初めての社会人生活、行ったことはあるけど住むのは初めての東京、そして、初めての恋しい男との同居生活。
俺にとっては何もかもが、ここからスタートと言っても過言ではない。
そんなわけで、新しい生活への期待感と、漠然とした不安感に押されて、近頃の俺は何かと舞い上がり気味だ。
対してヒロの方は、初めて東京で、それも一般企業で仕事をするにも関わらず、至って冷静そのものだ。
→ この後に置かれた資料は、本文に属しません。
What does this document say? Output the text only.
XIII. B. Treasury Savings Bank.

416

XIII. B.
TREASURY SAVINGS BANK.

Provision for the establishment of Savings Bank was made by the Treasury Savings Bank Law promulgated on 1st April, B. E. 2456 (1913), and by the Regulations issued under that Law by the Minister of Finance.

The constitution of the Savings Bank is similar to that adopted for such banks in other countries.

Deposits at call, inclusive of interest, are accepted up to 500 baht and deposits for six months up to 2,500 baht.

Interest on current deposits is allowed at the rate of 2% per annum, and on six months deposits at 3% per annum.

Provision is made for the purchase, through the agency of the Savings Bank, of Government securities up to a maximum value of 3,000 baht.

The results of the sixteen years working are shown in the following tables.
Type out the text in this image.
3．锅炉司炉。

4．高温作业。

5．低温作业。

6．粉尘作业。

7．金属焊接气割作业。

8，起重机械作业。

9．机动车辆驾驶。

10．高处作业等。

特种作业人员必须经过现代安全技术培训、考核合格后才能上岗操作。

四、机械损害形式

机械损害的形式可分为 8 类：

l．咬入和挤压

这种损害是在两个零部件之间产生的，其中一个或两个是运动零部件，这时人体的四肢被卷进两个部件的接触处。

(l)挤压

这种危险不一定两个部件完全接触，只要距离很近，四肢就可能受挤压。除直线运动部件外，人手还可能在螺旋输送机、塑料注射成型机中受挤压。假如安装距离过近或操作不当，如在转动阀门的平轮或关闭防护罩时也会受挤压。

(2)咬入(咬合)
流石、酸いも甘いも知り尽くした、アラフォー世代の余裕というべきだろうか。
「元々俺がこっちで市役所職員になったのは、ハルの傍を離れたくなかったからなんだよ」
ヒロはハンドルを握りながら、そう打ち明けてくれた。
「ハルがいなくなった今となっちゃ、俺がここに居る意味もないんだけど――中々踏ん切りがつかなくてな」
そう言って、屈託なく笑う。
やがて、俺たちを乗せた車は、郊外にある公園墓地の駐車場に滑り込んだ。
今日、ヒロはハルさんの墓参りに、初めて俺を同行させたのだ。
「ヒロ。ホントに俺なんかが一緒に行ってもいいの?」
流石に気後れした俺が念を押すと、
「ああ。ハルもお前に会いたいって言ってるから」
ヒロは冗談とも本気ともつかぬ口調で、さらりと回答した。
ハルさんの墓は、掃除が行き届いていてとても奇麗だった。
「小母さんたち、来てたのかな」
ヒロはそう言いながら、墓石に水をかけて、掃除を始めた。
俺は、花束を持ったまま、少し離れたところからその様子を黙って見ていた。
ヒロとハルさんの二人の会話を邪魔したらいけないと思ったからだ。
俺は不思議と、ハルさんに嫉妬したことはなかった。
俺にとってのハルさんは、共にヒロという男を愛している仲間というか、同志というか、そんな感じだ。
「ハル。俺は東京に行くけど、墓参りには必ず戻ってくるからな」
そう言って、ヒロは愛おし気に墓石を撫でた。
ややあって、ヒロは優しく口元を緩ませた。
墓石に腰かけて、ヒロと会話を楽しんでいるハルさんが、確かにそこに居るような気がした。
「レイン」
ヒロは、俺に向かって手招きした。
「あっ……うん」
俺はぎこちなく頷くと、小走りにハルさんの墓石の前に立った。
そして、花束を供えて、ヒロの隣に寄り添った。
「ハル。こいつがレインだ。宜しく頼むぜ」
ヒロは線香に火をつけながら、墓石に向かって語り掛ける。
「ハルさん、レインです」
俺は、ハルさんに向けて手を合わせた。
……ヒロのことは、俺に任せて下さい。どうか、安らかに。
心の中でそう語りかけたとき、ふわっ、と、優しい風が通り過ぎた。
「わかった。ヒロのこと、頼んだよ!」
ハルさんに、そう言われた気がした。
ポツ、ポツ。
突然、晴れている筈の空から、雨が落ちてきた。
天気雨だ。
「わ、降って来た」
「やべえな。引き上げるか」
天を仰いだヒロは、俺に向かって小さく笑いかけてから、
「ハル。また来るわ」
と、ハルさんの墓に向かって軽く手を振った。
俺たちが駐車場に戻った時には、雨は上がっていた。
「意外と、降らなかったな」
「うん」
俺とヒロは、再び奇麗に晴れた空を見上げた。
「あ……」
「うわ……っ」
その時、俺たちは空に掛かる虹を見つけ、二人して声を上げた。
色が鮮やかで、輪郭がはっきりとしていて、とても奇麗な大きな虹だ。
「……すげえな」
ヒロは唸るような声を上げた。
そして、俺の肩をそっと抱き寄せた。
俺はヒロの逞しい身体に、ゆっくりと体重を預けた。
俺たちは言葉もないままに、ただ寄り添って、虹が儚く消え去るまで空を見ていた。